Former Evesham club swimmer aims for glory at Commonwealth Games

MAKING A SPLASH: Evesham swimmer Cameron Brodie is hoping to secure at medal at the Commonwealth Games in the 200-metre butterfly as he represents Scotland in Glasgow on Saturday. Picture: IAN WRIGHT.

MAKING A SPLASH: Evesham swimmer Cameron Brodie is hoping to secure at medal at the Commonwealth Games in the 200-metre butterfly as he represents Scotland in Glasgow on Saturday. Picture: IAN WRIGHT.

First published in Sport

SWIMMER Cameron Brodie carries the Vale’s hopes at the Commonwealth Games — although he will be representing the host nation.

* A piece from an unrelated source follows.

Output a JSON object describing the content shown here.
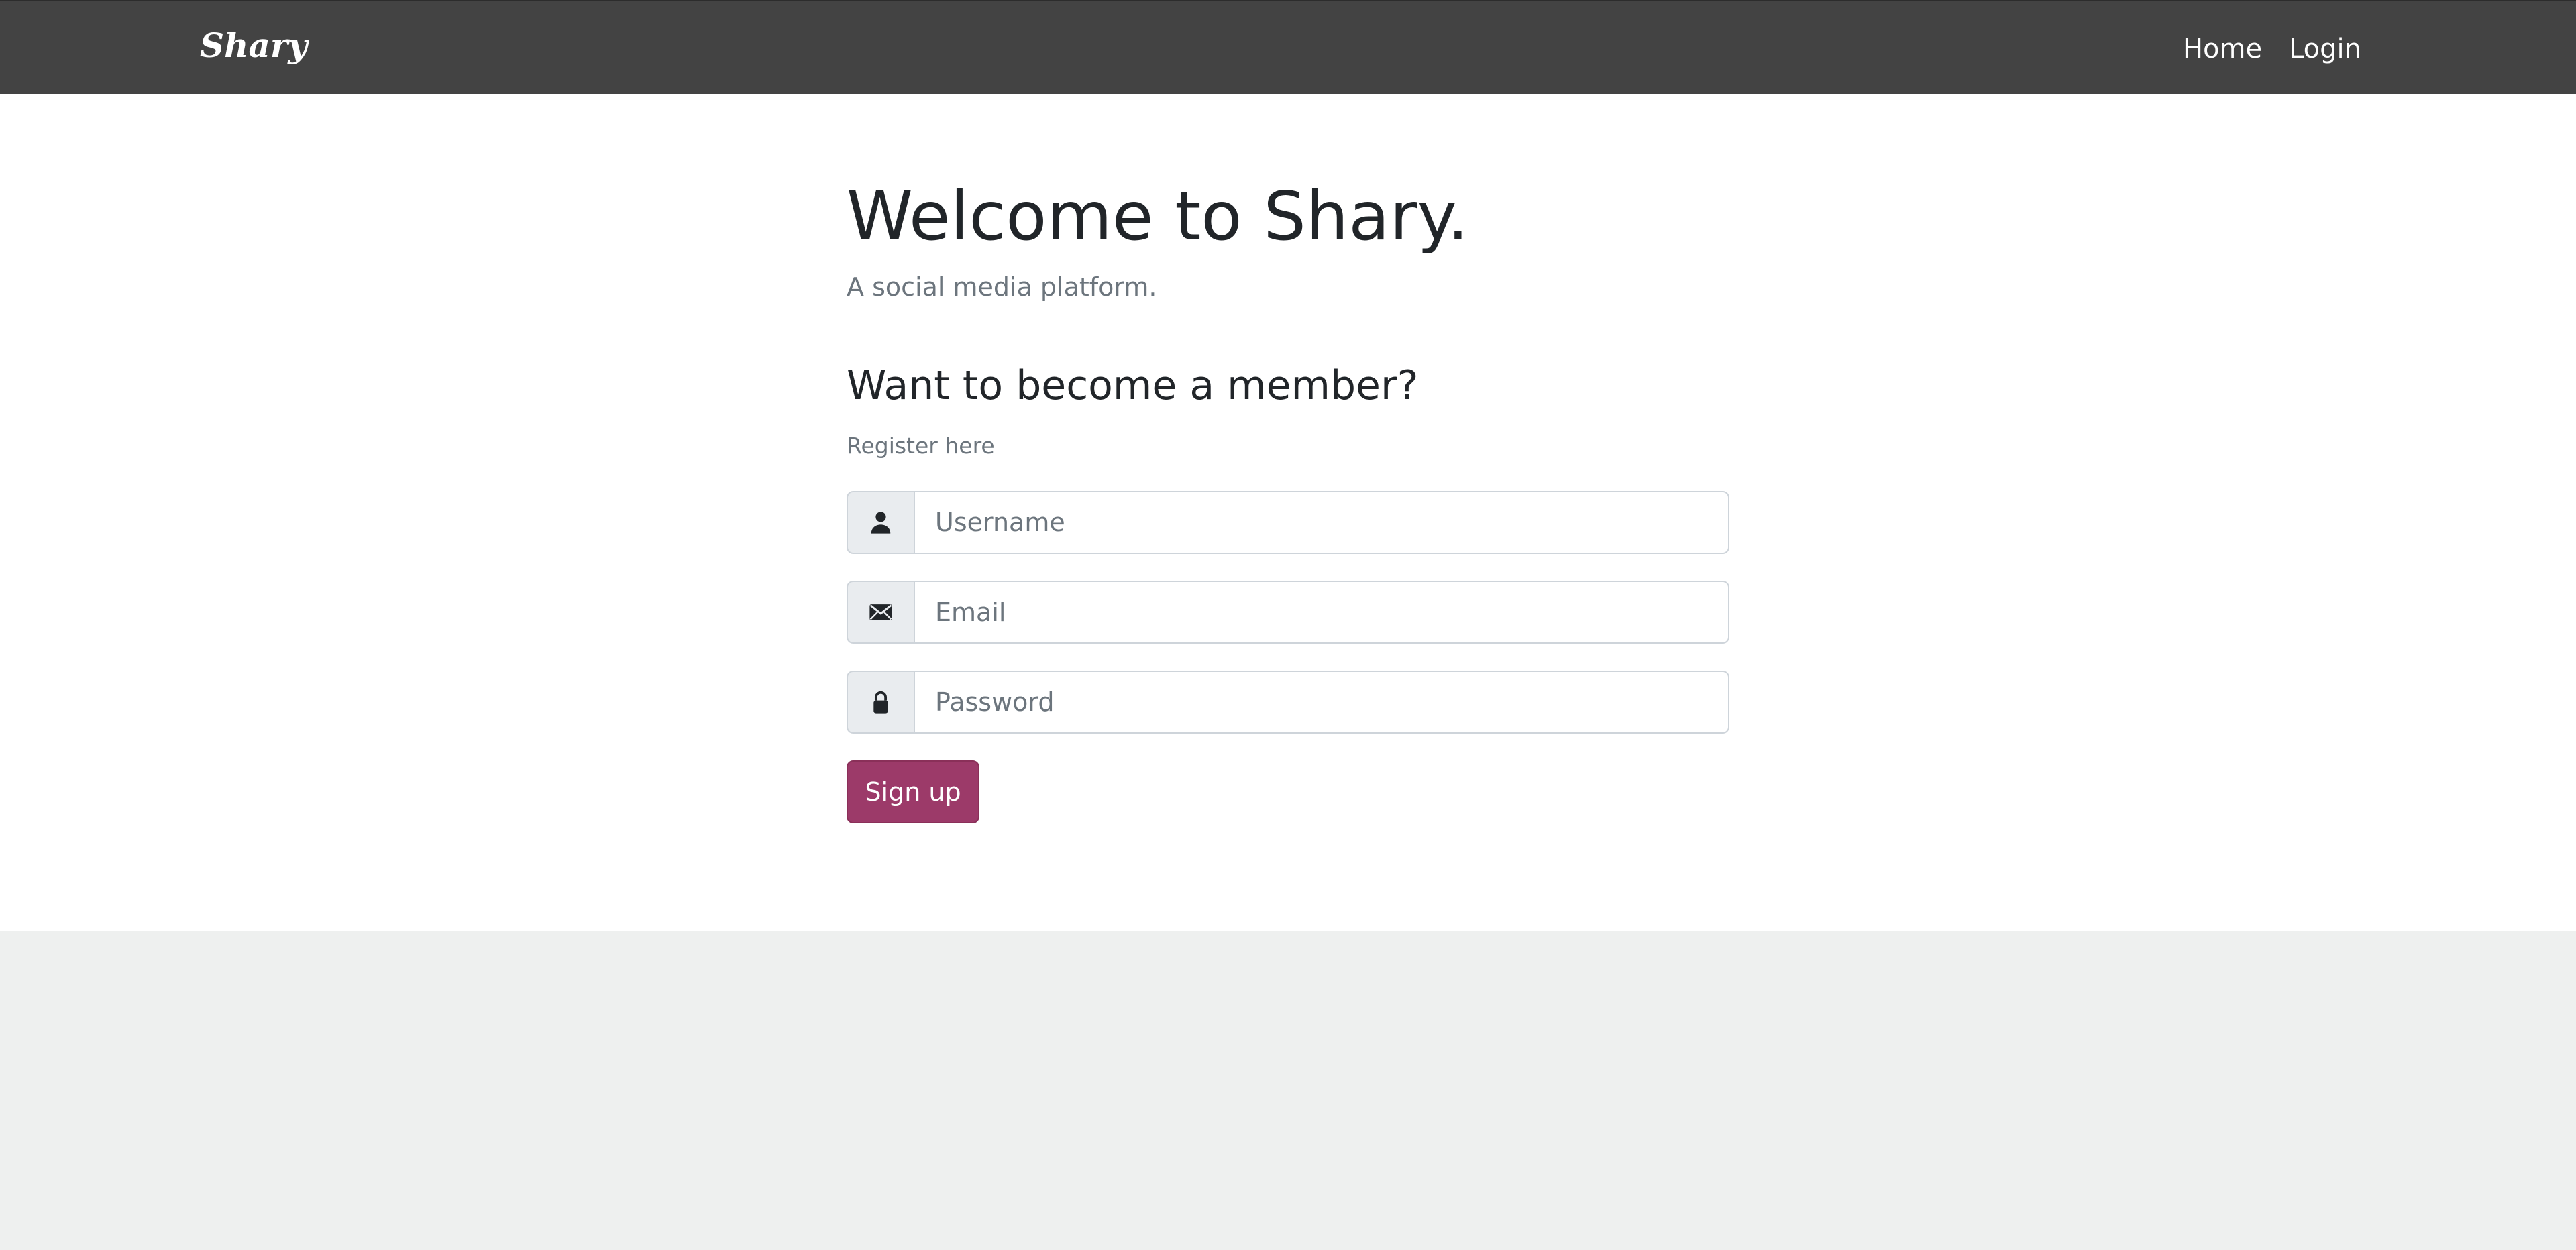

The talented 21-year-old Stirling University sports studies student will take to the pool for Scotland in Glasgow as their national champion.

But he started off in the sport at Evesham Swimming Club after moving down to the town when he was aged nine.

Brodie, who finished 11th in the Delhi games four years ago, hopes to challenge for medals this time around in his favoured stroke of the 200-metre butterfly on Saturday.

The games, which started yesterday, will be his biggest test yet and offer a great opportunity for him to pitch his skills against top swimmers.

Brodie, who was born in Inverurie, Aberdeenshire, said: “I watched the opening ceremony from the athletes’ village.

“It’s unfortunate but there is a lot of standing around at the ceremony, which is not good preparation for the swimming events that are at the start of the games.

“My event is on Saturday, with the heats in the morning and the finals in the evening. I can’t wait for the day to come along.”

Having been a Scottish team member four years ago, Brodie gained great experience in Delhi, finishing just outside the 200m butterfly top 10.

It was a fair representation of his ability for a boy who was still at school, but he has come on a long way since his last Commonwealth outing.

The Glasgow venue this time around offers him a great opportunity to make his mark on world swimming. Brodie has worked hard since the 2013 summer break, and his efforts in gruelling winter training sessions have paid dividends, with impressive results in international competitions in France and Belgium.

All his training was aimed at April’s British Championships and his third place in a personal best time of one minute 57.96 seconds was less than a second behind the gold and silver medal positions.

The games’ standard will be high and many may remember one of Brodie’s rivals Chad le Clos from South Africa, who beat Michael Phelps in the London Olympics.

The Australian team always have a strong representation in swimming — but Brodie knows he is in fine form with a solid season of training behind him.